26 March 2017, Valley of The Kings

Belum habis kulit kami menahan teriknya matahari, kami melanjutkan penjelajahan ke tempat yang tak kalah teriknya, Lembah Raja-Raja (Valley of The Kings) yang berlokasi di lembah pegunungan batu di balik Kuil Hatshepsut. Di sini kami diperingatkan dengan keras untuk tidak mengambil gambar. Beberapa dari kami tetap nekad melakukannya dan mendapat teguran keras dari petugas yang menjaga lembah ini.

Valley of The Kings adalah tempat keramat makam raja-raja. Di sana terdapat makam raja-raja dari Dinasti ke-18 sampai ke-20. Makam dibangun dengan menggali miring ke bawah, pada dinding gunung batu hingga mencapai kedalaman ratusan meter, membentuk terowongan atau koridor berukuran besar dengan penampang mencapai sekitar 10m x 5m. Dinding koridor berukirkan dan berlukiskan kisah Raja yang dikubur dan prosesi penguburannya. Pada makam yang lebih tua, dinding koridor batu dipahat lalu dicat, menghasilkan lukisan berwarna yang timbul. Sedangkan pada makam yang lebih baru, dinding batu hanya dicat saja.
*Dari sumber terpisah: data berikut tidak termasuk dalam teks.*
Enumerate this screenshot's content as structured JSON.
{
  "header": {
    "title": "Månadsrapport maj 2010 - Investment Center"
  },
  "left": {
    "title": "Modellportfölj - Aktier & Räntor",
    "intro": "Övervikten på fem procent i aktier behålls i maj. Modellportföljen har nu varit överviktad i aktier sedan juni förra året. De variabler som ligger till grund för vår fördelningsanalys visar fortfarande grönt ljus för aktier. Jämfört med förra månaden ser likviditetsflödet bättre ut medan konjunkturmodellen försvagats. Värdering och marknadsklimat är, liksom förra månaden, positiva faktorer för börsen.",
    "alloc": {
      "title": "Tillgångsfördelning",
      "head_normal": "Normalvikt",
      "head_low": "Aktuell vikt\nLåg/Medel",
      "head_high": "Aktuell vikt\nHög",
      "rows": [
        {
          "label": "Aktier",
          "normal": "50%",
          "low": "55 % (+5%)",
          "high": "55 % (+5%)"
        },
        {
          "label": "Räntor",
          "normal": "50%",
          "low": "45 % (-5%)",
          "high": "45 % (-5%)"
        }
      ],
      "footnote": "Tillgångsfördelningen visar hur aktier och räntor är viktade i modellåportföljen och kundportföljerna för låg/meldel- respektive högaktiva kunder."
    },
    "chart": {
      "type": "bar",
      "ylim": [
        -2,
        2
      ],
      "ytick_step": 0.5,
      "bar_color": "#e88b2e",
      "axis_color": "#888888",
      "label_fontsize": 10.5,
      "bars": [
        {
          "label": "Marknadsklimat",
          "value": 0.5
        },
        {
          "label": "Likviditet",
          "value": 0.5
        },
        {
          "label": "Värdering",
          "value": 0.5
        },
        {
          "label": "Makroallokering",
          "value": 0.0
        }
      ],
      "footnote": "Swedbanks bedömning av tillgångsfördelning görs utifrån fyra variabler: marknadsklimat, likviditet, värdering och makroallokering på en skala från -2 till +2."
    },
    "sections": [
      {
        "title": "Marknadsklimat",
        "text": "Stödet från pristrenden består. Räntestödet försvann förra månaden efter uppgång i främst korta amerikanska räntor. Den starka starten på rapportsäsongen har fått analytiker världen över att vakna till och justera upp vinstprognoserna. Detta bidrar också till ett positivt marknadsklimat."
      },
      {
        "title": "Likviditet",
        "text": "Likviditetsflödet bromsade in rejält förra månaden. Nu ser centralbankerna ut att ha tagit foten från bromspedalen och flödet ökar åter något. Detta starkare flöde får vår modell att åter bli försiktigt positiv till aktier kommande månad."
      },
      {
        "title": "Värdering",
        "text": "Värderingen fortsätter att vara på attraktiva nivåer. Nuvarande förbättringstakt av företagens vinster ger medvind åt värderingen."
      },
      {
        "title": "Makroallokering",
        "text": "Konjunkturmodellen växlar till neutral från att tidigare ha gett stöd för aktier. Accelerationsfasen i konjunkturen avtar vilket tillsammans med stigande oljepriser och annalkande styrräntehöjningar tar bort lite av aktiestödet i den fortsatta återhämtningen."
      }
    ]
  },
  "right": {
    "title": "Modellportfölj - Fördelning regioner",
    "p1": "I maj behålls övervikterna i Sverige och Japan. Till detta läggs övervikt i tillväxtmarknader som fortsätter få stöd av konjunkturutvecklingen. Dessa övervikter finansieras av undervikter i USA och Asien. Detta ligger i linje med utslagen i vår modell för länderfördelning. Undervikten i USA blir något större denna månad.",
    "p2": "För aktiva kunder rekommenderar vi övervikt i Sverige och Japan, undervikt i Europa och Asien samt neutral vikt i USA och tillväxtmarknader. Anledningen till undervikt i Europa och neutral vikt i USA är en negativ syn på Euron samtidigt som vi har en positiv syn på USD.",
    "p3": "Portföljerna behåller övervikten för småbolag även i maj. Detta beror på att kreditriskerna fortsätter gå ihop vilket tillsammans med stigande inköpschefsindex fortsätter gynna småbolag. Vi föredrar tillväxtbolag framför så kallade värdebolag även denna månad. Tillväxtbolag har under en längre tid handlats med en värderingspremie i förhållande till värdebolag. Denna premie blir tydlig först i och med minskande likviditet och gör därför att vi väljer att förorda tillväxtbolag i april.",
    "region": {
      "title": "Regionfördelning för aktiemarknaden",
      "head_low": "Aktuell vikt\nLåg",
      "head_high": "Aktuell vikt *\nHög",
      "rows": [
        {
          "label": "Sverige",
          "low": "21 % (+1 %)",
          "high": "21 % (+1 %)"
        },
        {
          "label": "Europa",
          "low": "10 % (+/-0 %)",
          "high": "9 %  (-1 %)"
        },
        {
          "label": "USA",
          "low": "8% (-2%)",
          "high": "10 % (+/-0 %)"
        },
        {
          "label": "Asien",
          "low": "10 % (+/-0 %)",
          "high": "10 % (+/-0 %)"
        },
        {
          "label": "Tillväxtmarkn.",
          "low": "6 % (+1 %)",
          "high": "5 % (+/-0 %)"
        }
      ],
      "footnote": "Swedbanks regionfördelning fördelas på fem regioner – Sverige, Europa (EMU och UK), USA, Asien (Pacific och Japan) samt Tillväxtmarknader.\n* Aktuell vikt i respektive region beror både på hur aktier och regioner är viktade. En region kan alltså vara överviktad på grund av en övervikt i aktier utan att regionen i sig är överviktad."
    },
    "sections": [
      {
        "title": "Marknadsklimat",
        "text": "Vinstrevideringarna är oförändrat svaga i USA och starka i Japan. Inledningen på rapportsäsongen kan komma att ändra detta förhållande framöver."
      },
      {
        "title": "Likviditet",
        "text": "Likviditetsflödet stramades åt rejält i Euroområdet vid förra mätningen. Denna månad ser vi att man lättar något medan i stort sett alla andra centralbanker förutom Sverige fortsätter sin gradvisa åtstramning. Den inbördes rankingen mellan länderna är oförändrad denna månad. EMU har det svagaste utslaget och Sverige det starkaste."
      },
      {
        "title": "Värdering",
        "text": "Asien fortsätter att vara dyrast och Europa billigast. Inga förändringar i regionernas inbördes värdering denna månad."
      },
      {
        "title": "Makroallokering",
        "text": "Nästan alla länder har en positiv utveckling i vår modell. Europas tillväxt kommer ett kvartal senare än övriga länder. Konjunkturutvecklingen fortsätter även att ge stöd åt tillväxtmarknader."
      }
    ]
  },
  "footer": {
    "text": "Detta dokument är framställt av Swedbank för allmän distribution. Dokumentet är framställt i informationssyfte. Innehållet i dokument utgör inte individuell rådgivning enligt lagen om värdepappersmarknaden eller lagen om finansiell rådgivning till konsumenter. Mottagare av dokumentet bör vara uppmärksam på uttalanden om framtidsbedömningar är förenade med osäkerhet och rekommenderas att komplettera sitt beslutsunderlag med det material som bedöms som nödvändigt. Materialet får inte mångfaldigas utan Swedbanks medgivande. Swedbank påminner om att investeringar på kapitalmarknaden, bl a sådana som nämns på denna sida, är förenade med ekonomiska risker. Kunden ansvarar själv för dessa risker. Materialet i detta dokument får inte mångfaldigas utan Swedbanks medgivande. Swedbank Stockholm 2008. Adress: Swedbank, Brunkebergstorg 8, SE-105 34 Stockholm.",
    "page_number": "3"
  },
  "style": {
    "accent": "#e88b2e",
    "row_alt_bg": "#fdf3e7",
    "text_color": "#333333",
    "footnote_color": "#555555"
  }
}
Bagian terdalam dari makam adalah lokasi ditempatkannya sarcophagus yang memuat mumi dari raja (namun mumi sudah dipindahkan ke museum, antara lain di museum Cairo). Lukisan di dinding ruang terdalam ini dipenuhi lukisan dewa-dewi yang masing-masing tampak memberikan blessing kepada sang Raja untuk menempuh perjalanannya ke alam akhirat. 

Beberapa makam boleh dimasuki oleh turis, tetapi juga masih banyak yang ditutup karena masih dalam penelitian/penggalian serta restorasi. Satu makam yang baru saja 2 minggu dibuka untuk umum ketika kami tiba di Valley of the Kings ini adalah makam Raja Seti I. Dengan membayar tiket khusus, kami semua mengunjungi makam istimewa ini yang belum pernah dibuka untuk umum sejak penemuannya di tahun 1816.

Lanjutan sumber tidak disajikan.